Voter Fraud: Ensuring Electoral Integrity in 2020

Republicans need to start getting serious about preventing voter fraud. Here is Paul Murphy writing at American Thinker:

Al Franken cast the decisive 60th senate vote passing Obamacare and virtually everyone now agrees that his initial election in 2008 was achieved through judicially assisted electoral fraud; Clinton buddy Terry McAuliffe was almost certainly elected by felons and illegals; and my personal prediction is that historians will eventually agree that Obama lost the 2012 presidential election to Romney by about 2.5% of the legal vote.

Democracy depends on the integrity of the secret ballot process and fraud, whether mostly real and extensive or mostly imaginary and minor, cannot be accepted. Electoral reform has to find a place near the top of the new administration’s priorities list.
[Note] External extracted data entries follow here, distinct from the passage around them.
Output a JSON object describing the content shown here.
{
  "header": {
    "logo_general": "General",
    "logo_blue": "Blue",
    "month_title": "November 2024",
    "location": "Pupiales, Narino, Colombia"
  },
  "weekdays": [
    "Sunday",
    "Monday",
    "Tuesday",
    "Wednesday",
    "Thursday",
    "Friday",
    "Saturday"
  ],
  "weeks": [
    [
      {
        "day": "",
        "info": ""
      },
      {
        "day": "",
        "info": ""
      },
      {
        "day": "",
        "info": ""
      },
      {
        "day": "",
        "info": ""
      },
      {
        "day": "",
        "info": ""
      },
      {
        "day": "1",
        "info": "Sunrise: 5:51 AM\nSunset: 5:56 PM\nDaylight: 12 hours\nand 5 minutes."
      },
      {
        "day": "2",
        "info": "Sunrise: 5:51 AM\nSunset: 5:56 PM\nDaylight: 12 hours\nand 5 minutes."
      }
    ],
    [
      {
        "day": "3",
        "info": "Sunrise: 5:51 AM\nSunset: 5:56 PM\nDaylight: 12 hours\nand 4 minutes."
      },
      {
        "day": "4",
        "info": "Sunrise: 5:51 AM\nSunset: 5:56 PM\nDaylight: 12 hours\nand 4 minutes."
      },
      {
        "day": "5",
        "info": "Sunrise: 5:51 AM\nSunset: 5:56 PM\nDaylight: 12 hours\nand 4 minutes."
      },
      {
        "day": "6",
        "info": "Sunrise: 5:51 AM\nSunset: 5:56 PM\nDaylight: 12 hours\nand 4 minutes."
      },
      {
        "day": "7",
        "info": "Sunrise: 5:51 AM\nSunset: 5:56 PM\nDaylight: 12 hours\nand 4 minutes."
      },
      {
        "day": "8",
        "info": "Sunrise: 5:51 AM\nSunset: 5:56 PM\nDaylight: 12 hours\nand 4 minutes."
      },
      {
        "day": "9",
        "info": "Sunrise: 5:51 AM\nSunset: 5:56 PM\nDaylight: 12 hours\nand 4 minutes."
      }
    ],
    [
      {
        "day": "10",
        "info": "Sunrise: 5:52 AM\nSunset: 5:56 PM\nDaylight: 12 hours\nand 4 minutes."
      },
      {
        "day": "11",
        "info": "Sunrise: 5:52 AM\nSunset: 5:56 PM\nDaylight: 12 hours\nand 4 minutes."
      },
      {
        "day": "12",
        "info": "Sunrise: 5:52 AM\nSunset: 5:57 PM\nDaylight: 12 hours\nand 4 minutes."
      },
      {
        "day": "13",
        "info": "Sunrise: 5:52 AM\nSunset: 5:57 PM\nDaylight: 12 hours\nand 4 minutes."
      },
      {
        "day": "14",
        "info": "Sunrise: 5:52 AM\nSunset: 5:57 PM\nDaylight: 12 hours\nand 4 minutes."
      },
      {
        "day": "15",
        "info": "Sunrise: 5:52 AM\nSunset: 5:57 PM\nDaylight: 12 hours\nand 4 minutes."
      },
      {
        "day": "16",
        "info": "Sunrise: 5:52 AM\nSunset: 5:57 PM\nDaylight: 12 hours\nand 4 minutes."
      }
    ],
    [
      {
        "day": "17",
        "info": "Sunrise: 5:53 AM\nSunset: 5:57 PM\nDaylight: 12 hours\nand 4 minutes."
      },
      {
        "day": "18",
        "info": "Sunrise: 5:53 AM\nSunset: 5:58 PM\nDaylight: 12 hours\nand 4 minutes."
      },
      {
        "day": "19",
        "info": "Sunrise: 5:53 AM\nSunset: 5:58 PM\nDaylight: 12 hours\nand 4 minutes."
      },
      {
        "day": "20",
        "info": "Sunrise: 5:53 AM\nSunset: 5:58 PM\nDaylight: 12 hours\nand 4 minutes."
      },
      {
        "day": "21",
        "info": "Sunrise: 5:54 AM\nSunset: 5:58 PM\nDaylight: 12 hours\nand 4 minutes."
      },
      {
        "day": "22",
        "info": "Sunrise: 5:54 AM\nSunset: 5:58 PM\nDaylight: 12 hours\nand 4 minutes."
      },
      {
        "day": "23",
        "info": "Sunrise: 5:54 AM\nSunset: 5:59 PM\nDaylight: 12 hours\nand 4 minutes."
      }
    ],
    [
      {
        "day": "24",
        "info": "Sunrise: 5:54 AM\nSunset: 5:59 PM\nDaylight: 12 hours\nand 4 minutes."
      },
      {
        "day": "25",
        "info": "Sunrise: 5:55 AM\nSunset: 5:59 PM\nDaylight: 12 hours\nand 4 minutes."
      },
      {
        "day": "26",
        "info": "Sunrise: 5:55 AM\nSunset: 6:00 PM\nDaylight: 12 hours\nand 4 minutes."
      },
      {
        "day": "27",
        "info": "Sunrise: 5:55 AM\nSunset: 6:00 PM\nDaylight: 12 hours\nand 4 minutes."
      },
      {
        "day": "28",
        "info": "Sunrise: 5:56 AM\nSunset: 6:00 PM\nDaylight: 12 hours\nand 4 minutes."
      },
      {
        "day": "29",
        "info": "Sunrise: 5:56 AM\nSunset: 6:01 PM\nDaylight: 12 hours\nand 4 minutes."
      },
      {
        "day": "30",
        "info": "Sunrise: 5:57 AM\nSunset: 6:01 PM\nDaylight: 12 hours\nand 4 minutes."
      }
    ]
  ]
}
In my pre-retirement life as an info-tech management consultant I generally used and praised products from a company called Sun MicroSystems. Sun revolutionized computing, but came under continual attack from more traditional players like IBM and Microsoft and was eventually forced (mainly, in my opinion, because they hired too many people from failed competitors and then listened to them) to sell its assets into a shelter provided by Oracle Corporation which, much to its credit, has maintained them since.

The reason this matters now is that Sun had, uniquely in its industry, the technology needed to prevent electoral fraud in the United States while dramatically reducing the cost of running elections.

The elections management process looks simple: make a list of voters, prepare the ballots, and check off each voter as they fill out and return exactly one ballot.

In reality, it’s a little harder: voter registration, ballot preparation, voter identification, and vote counting have all become hopelessly partisan, ridiculously complicated, intrinsically error prone, and hugely expensive. Today’s voter lists, for example, are generally thought to include something like 1.8 million dead voters, 6.4 million illegals, 1.8 million ineligible felons, and perhaps 2.7 million people registered to vote in more than one state.